Singapour. « L’ASEAN a salué les progrès accomplis dans la mise en œuvre de mesures concrètes dans le cadre de la Déclaration de conduite (DOC) des parties en mer de Chine méridionale (…). Cela a participé à créer un climat de confiance et à prévenir les erreurs de calcul sur le terrain. Nous attendons avec impatience la conclusion rapide d’un Code de conduite efficace », a conclu le Premier Ministre singapourien Lee Hsien Loong, dans un discours lors du 33e sommet de l’ASEAN (4). Une déclaration qui peut être considérée comme exagérément optimiste.

Récemment, Chine et ASEAN ont avancé dans l’élaboration d’un Code de Conduite (COC), en projet depuis les années 90, avec l’annonce d’un accord le 2 août 2018 sur un texte de négociation unique (2) – ce qui représente une étape préliminaire à un accord final lorsque les pourparlers sont difficiles. Euphémisme dans le cas de la mer de Chine méridionale où des possessions territoriales au regard du droit international doivent subir des revendications sans concession de la part de la Chine et les désirs d’influence des puissances de la région sur une zone stratégique majeure.

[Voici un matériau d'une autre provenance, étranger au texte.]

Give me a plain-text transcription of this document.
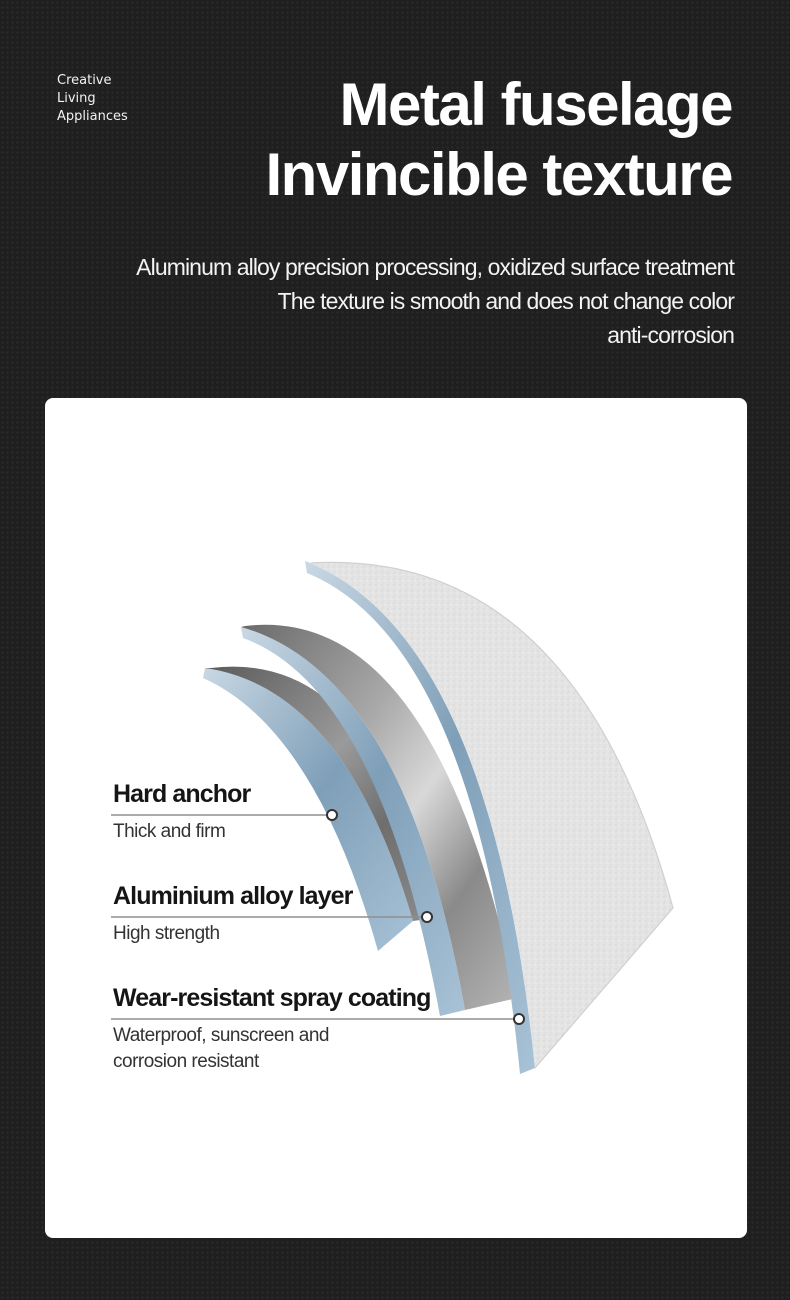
Creative
Living
Appliances	Metal fuselage
Invincible texture
Aluminum alloy precision processing, oxidized surface treatment
The texture is smooth and does not change color
anti-corrosion
Hard anchor
Thick and firm
Aluminium alloy layer
High strength
Wear-resistant spray coating
Waterproof, sunscreen and
corrosion resistant
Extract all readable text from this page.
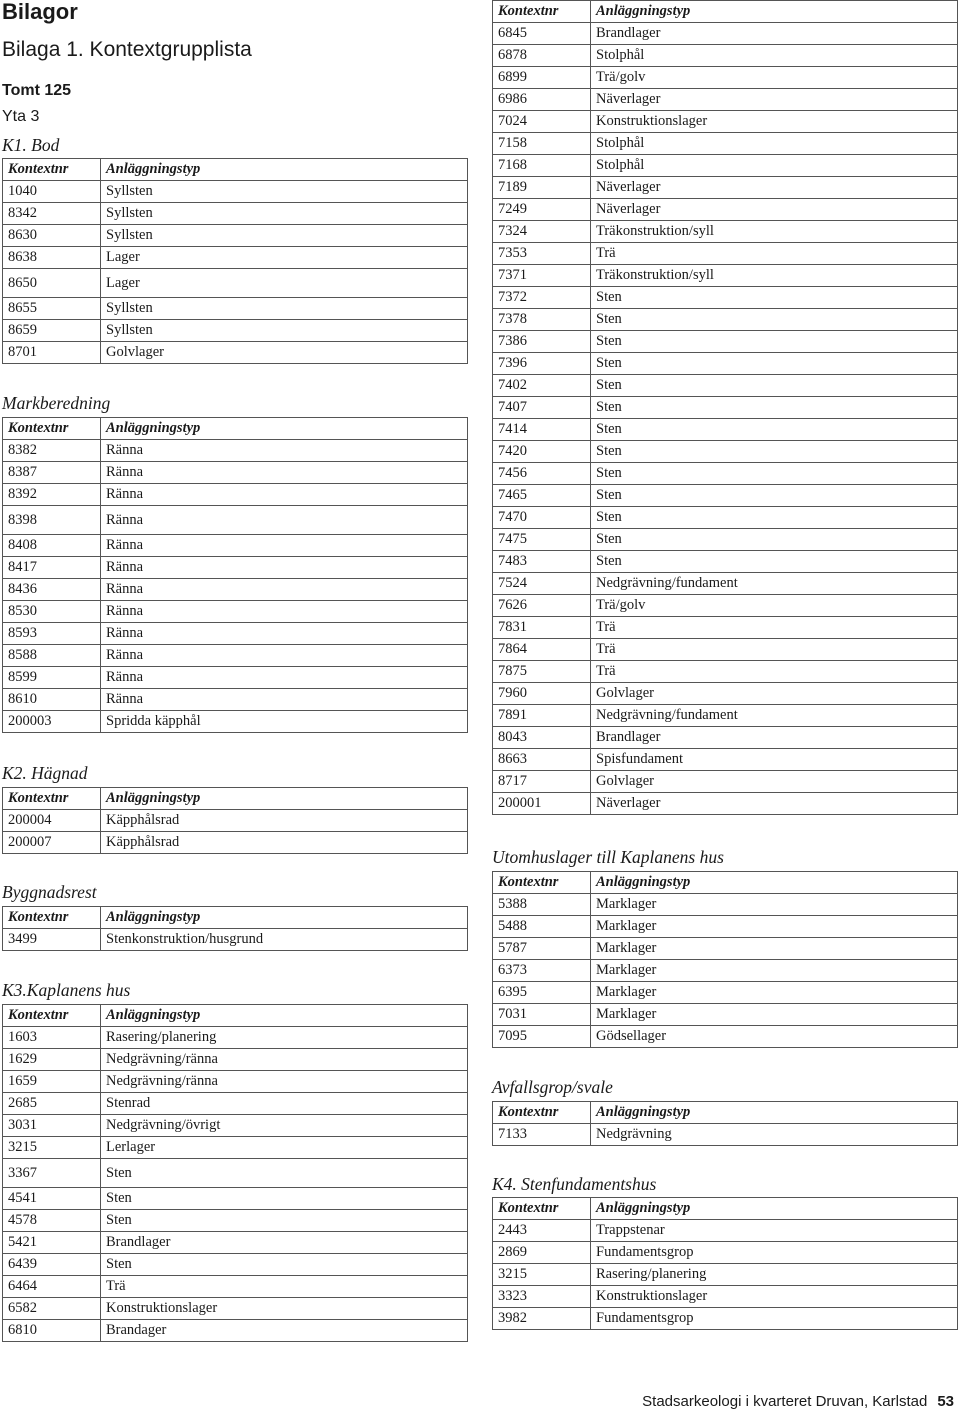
Bilagor
Bilaga 1. Kontextgrupplista
Tomt 125
Yta 3
K1. Bod
Kontextnr	Anläggningstyp
1040	Syllsten
8342	Syllsten
8630	Syllsten
8638	Lager
8650	Lager
8655	Syllsten
8659	Syllsten
8701	Golvlager
Markberedning
Kontextnr	Anläggningstyp
8382	Ränna
8387	Ränna
8392	Ränna
8398	Ränna
8408	Ränna
8417	Ränna
8436	Ränna
8530	Ränna
8593	Ränna
8588	Ränna
8599	Ränna
8610	Ränna
200003	Spridda käpphål
K2. Hägnad
Kontextnr	Anläggningstyp
200004	Käpphålsrad
200007	Käpphålsrad
Byggnadsrest
Kontextnr	Anläggningstyp
3499	Stenkonstruktion/husgrund
K3.Kaplanens hus
Kontextnr	Anläggningstyp
1603	Rasering/planering
1629	Nedgrävning/ränna
1659	Nedgrävning/ränna
2685	Stenrad
3031	Nedgrävning/övrigt
3215	Lerlager
3367	Sten
4541	Sten
4578	Sten
5421	Brandlager
6439	Sten
6464	Trä
6582	Konstruktionslager
6810	Brandager
Kontextnr	Anläggningstyp
6845	Brandlager
6878	Stolphål
6899	Trä/golv
6986	Näverlager
7024	Konstruktionslager
7158	Stolphål
7168	Stolphål
7189	Näverlager
7249	Näverlager
7324	Träkonstruktion/syll
7353	Trä
7371	Träkonstruktion/syll
7372	Sten
7378	Sten
7386	Sten
7396	Sten
7402	Sten
7407	Sten
7414	Sten
7420	Sten
7456	Sten
7465	Sten
7470	Sten
7475	Sten
7483	Sten
7524	Nedgrävning/fundament
7626	Trä/golv
7831	Trä
7864	Trä
7875	Trä
7960	Golvlager
7891	Nedgrävning/fundament
8043	Brandlager
8663	Spisfundament
8717	Golvlager
200001	Näverlager
Utomhuslager till Kaplanens hus
Kontextnr	Anläggningstyp
5388	Marklager
5488	Marklager
5787	Marklager
6373	Marklager
6395	Marklager
7031	Marklager
7095	Gödsellager
Avfallsgrop/svale
Kontextnr	Anläggningstyp
7133	Nedgrävning
K4. Stenfundamentshus
Kontextnr	Anläggningstyp
2443	Trappstenar
2869	Fundamentsgrop
3215	Rasering/planering
3323	Konstruktionslager
3982	Fundamentsgrop
Stadsarkeologi i kvarteret Druvan, Karlstad 53
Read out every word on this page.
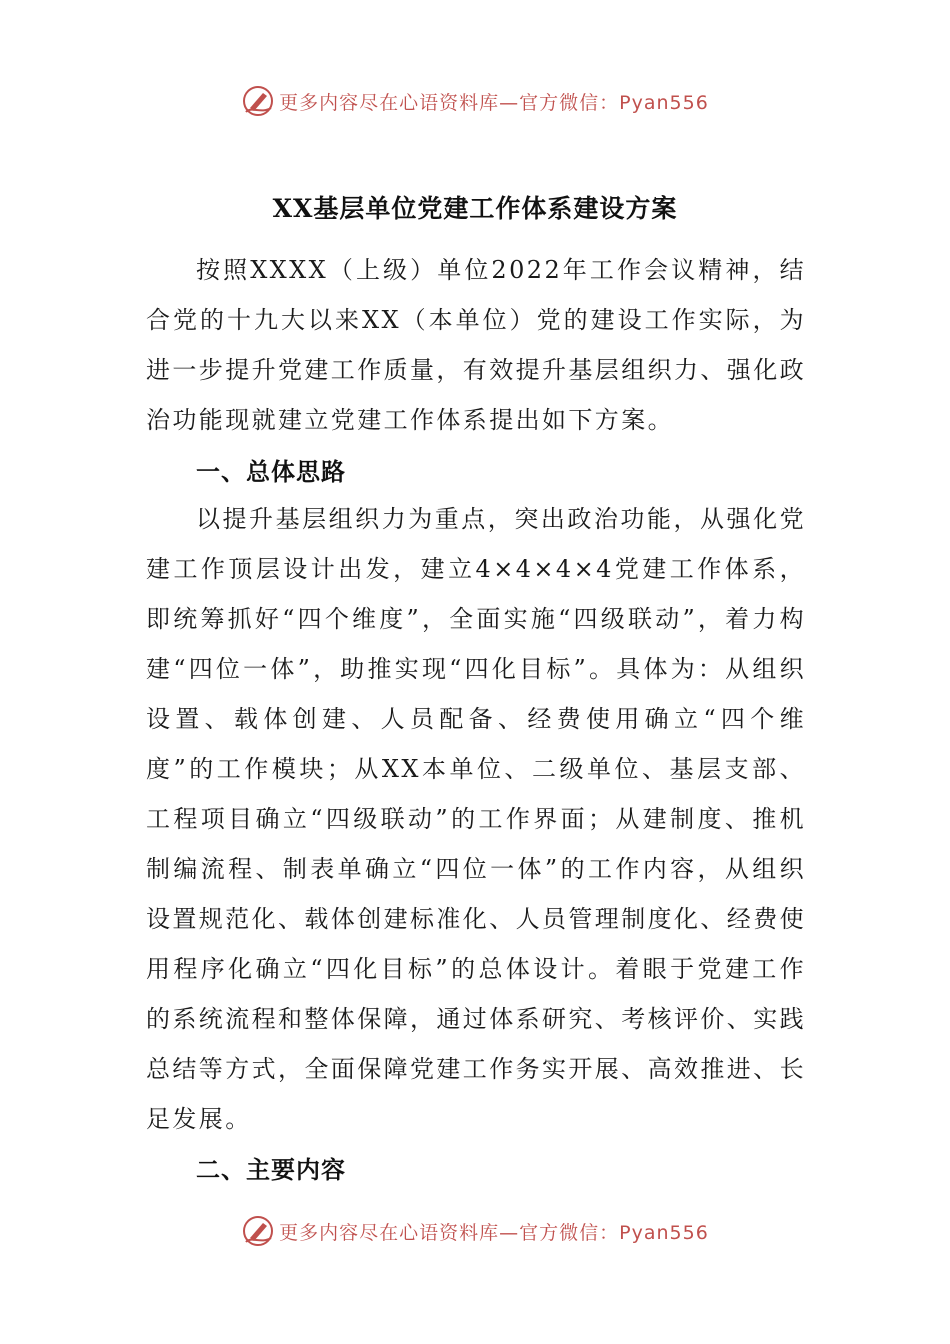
更多内容尽在心语资料库—官方微信：Pyan556
XX基层单位党建工作体系建设方案

按照XXXX（上级）单位2022年工作会议精神，结合党的十九大以来XX（本单位）党的建设工作实际，为进一步提升党建工作质量，有效提升基层组织力、强化政治功能现就建立党建工作体系提出如下方案。

一、总体思路

以提升基层组织力为重点，突出政治功能，从强化党建工作顶层设计出发，建立4×4×4×4党建工作体系，即统筹抓好“四个维度”，全面实施“四级联动”，着力构建“四位一体”，助推实现“四化目标”。具体为：从组织设置、载体创建、人员配备、经费使用确立“四个维度”的工作模块；从XX本单位、二级单位、基层支部、工程项目确立“四级联动”的工作界面；从建制度、推机制编流程、制表单确立“四位一体”的工作内容，从组织设置规范化、载体创建标准化、人员管理制度化、经费使用程序化确立“四化目标”的总体设计。着眼于党建工作的系统流程和整体保障，通过体系研究、考核评价、实践总结等方式，全面保障党建工作务实开展、高效推进、长足发展。

二、主要内容
更多内容尽在心语资料库—官方微信：Pyan556
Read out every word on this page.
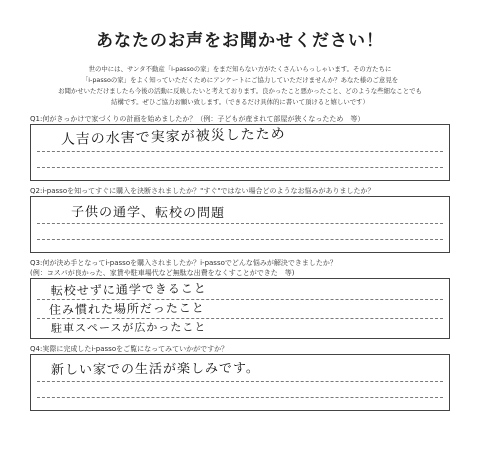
あなたのお声をお聞かせください！
世の中には、サンタ不動産「i-passoの家」をまだ知らない方がたくさんいらっしゃいます。その方たちに
「i-passoの家」をよく知っていただくためにアンケートにご協力していただけませんか？あなた様のご意見を
お聞かせいただけましたら今後の活動に反映したいと考えております。良かったこと悪かったこと、どのような些細なことでも
結構です。ぜひご協力お願い致します。（できるだけ具体的に書いて頂けると嬉しいです）
Q1:何がきっかけで家づくりの計画を始めましたか？（例：子どもが産まれて部屋が狭くなったため　等）
人吉の水害で実家が被災したため
Q2:i-passoを知ってすぐに購入を決断されましたか？"すぐ"ではない場合どのようなお悩みがありましたか？
子供の通学、転校の問題
Q3:何が決め手となってi-passoを購入されましたか？i-passoでどんな悩みが解決できましたか？
(例：コスパが良かった、家賃や駐車場代など無駄な出費をなくすことができた　等)
転校せずに通学できること
住み慣れた場所だったこと
駐車スペースが広かったこと
Q4:実際に完成したi-passoをご覧になってみていかがですか？
新しい家での生活が楽しみです。
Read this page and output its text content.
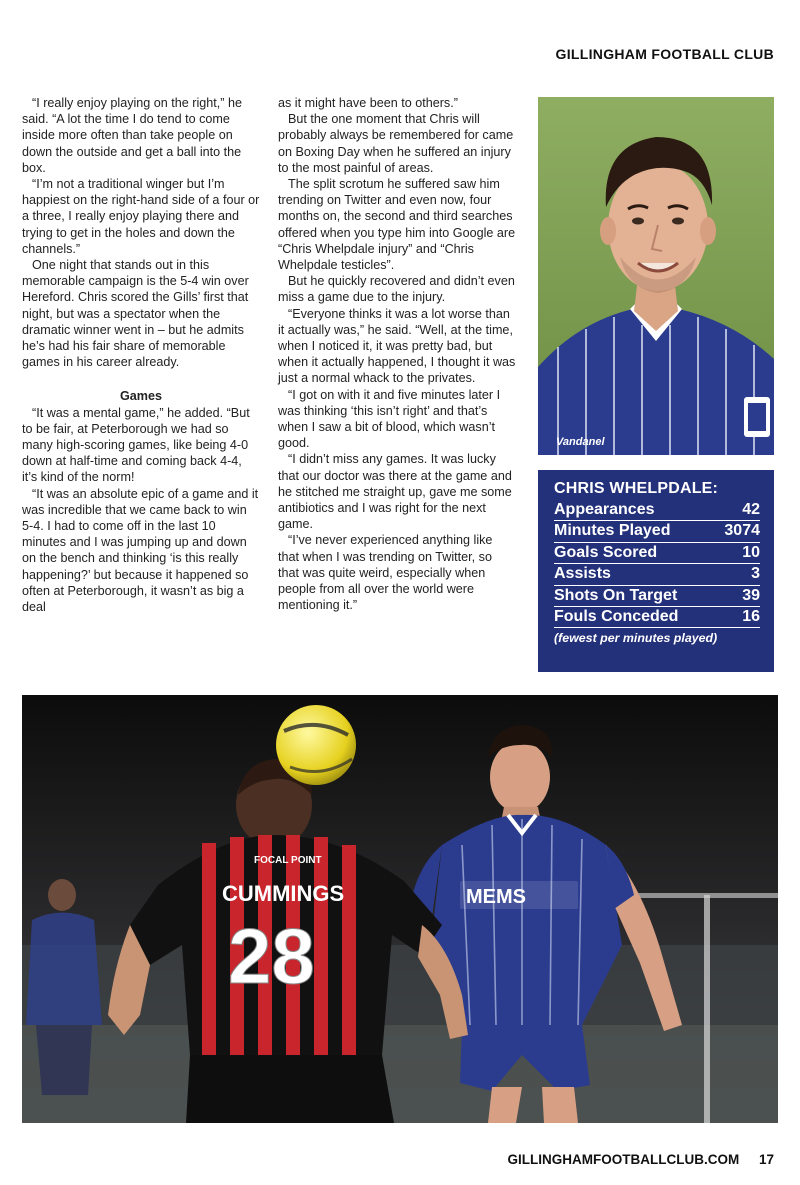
GILLINGHAM FOOTBALL CLUB

“I really enjoy playing on the right,” he said. “A lot the time I do tend to come inside more often than take people on down the outside and get a ball into the box.

“I’m not a traditional winger but I’m happiest on the right-hand side of a four or a three, I really enjoy playing there and trying to get in the holes and down the channels.”

One night that stands out in this memorable campaign is the 5-4 win over Hereford. Chris scored the Gills’ first that night, but was a spectator when the dramatic winner went in – but he admits he’s had his fair share of memorable games in his career already.

Games

“It was a mental game,” he added. “But to be fair, at Peterborough we had so many high-scoring games, like being 4-0 down at half-time and coming back 4-4, it’s kind of the norm!

“It was an absolute epic of a game and it was incredible that we came back to win 5-4. I had to come off in the last 10 minutes and I was jumping up and down on the bench and thinking ‘is this really happening?’ but because it happened so often at Peterborough, it wasn’t as big a deal

as it might have been to others.”

But the one moment that Chris will probably always be remembered for came on Boxing Day when he suffered an injury to the most painful of areas.

The split scrotum he suffered saw him trending on Twitter and even now, four months on, the second and third searches offered when you type him into Google are “Chris Whelpdale injury” and “Chris Whelpdale testicles”.

But he quickly recovered and didn’t even miss a game due to the injury.

“Everyone thinks it was a lot worse than it actually was,” he said. “Well, at the time, when I noticed it, it was pretty bad, but when it actually happened, I thought it was just a normal whack to the privates.

“I got on with it and five minutes later I was thinking ‘this isn’t right’ and that’s when I saw a bit of blood, which wasn’t good.

“I didn’t miss any games. It was lucky that our doctor was there at the game and he stitched me straight up, gave me some antibiotics and I was right for the next game.

“I’ve never experienced anything like that when I was trending on Twitter, so that was quite weird, especially when people from all over the world were mentioning it.”

Vandanel
CHRIS WHELPDALE:
Appearances	42
Minutes Played	3074
Goals Scored	10
Assists	3
Shots On Target	39
Fouls Conceded	16
(fewest per minutes played)
MEMS
FOCAL POINT
CUMMINGS
28
GILLINGHAMFOOTBALLCLUB.COM 17
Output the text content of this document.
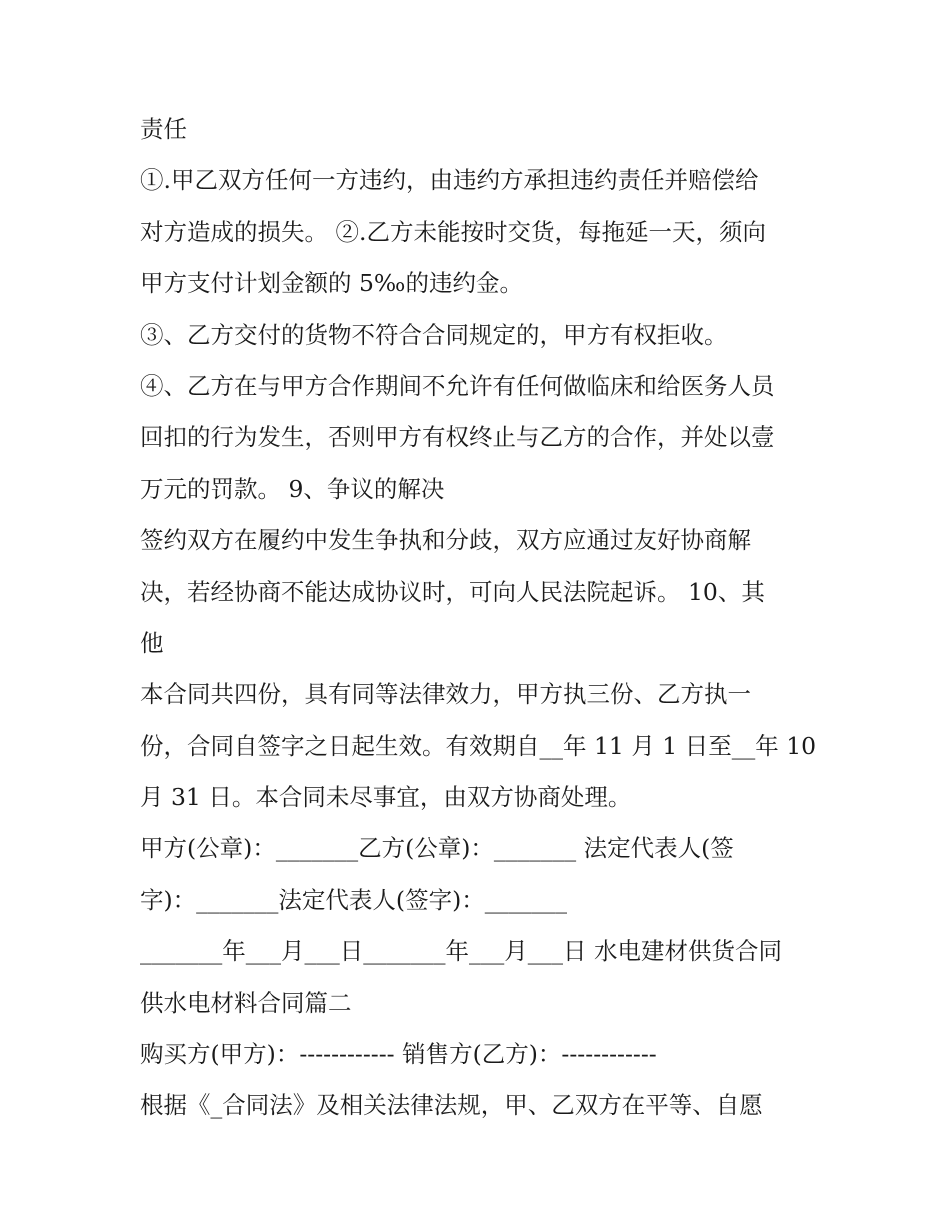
责任
①.甲乙双方任何一方违约，由违约方承担违约责任并赔偿给
对方造成的损失。 ②.乙方未能按时交货，每拖延一天，须向
甲方支付计划金额的 5‰的违约金。
③、乙方交付的货物不符合合同规定的，甲方有权拒收。
④、乙方在与甲方合作期间不允许有任何做临床和给医务人员
回扣的行为发生，否则甲方有权终止与乙方的合作，并处以壹
万元的罚款。 9、争议的解决
签约双方在履约中发生争执和分歧，双方应通过友好协商解
决，若经协商不能达成协议时，可向人民法院起诉。 10、其
他
本合同共四份，具有同等法律效力，甲方执三份、乙方执一
份，合同自签字之日起生效。有效期自__年 11 月 1 日至__年 10
月 31 日。本合同未尽事宜，由双方协商处理。
甲方(公章)：_______乙方(公章)：_______ 法定代表人(签
字)：_______法定代表人(签字)：_______
_______年___月___日_______年___月___日 水电建材供货合同
供水电材料合同篇二
购买方(甲方)：------------ 销售方(乙方)：------------
根据《_合同法》及相关法律法规，甲、乙双方在平等、自愿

En effet, la mer de Chine méridionale constitue une artère maritime du commerce international essentielle, et ainsi un potentiel outil de pression pour la puissance qui dominerait ces eaux.

Dans le cadre d’un futur COC, certains points de tension constituent actuellement une impasse. Le Vietnam souhaite par exemple depuis longtemps inclure dans le texte la zone maritime des îles Paracel, ce que refuse Pékin au motif que le contentieux autour de ces îlots serait à résoudre de manière bilatérale, ne concernant que les deux pays et non pas l’organisation ASEAN (6). Un processus qui assurerait un rapport de force entièrement à l’avantage chinois. Ces différends avaient notamment participé à une rupture des négociations sur le COC en 2002, et aboutit à la DOC, non contraignante. L’état actuel du texte de négociation unique semble cependant prendre une direction similaire. Beaucoup d’éléments demeurent inconciliables ou non abordés dans le texte – comme le mécanisme de règlement des contentieux.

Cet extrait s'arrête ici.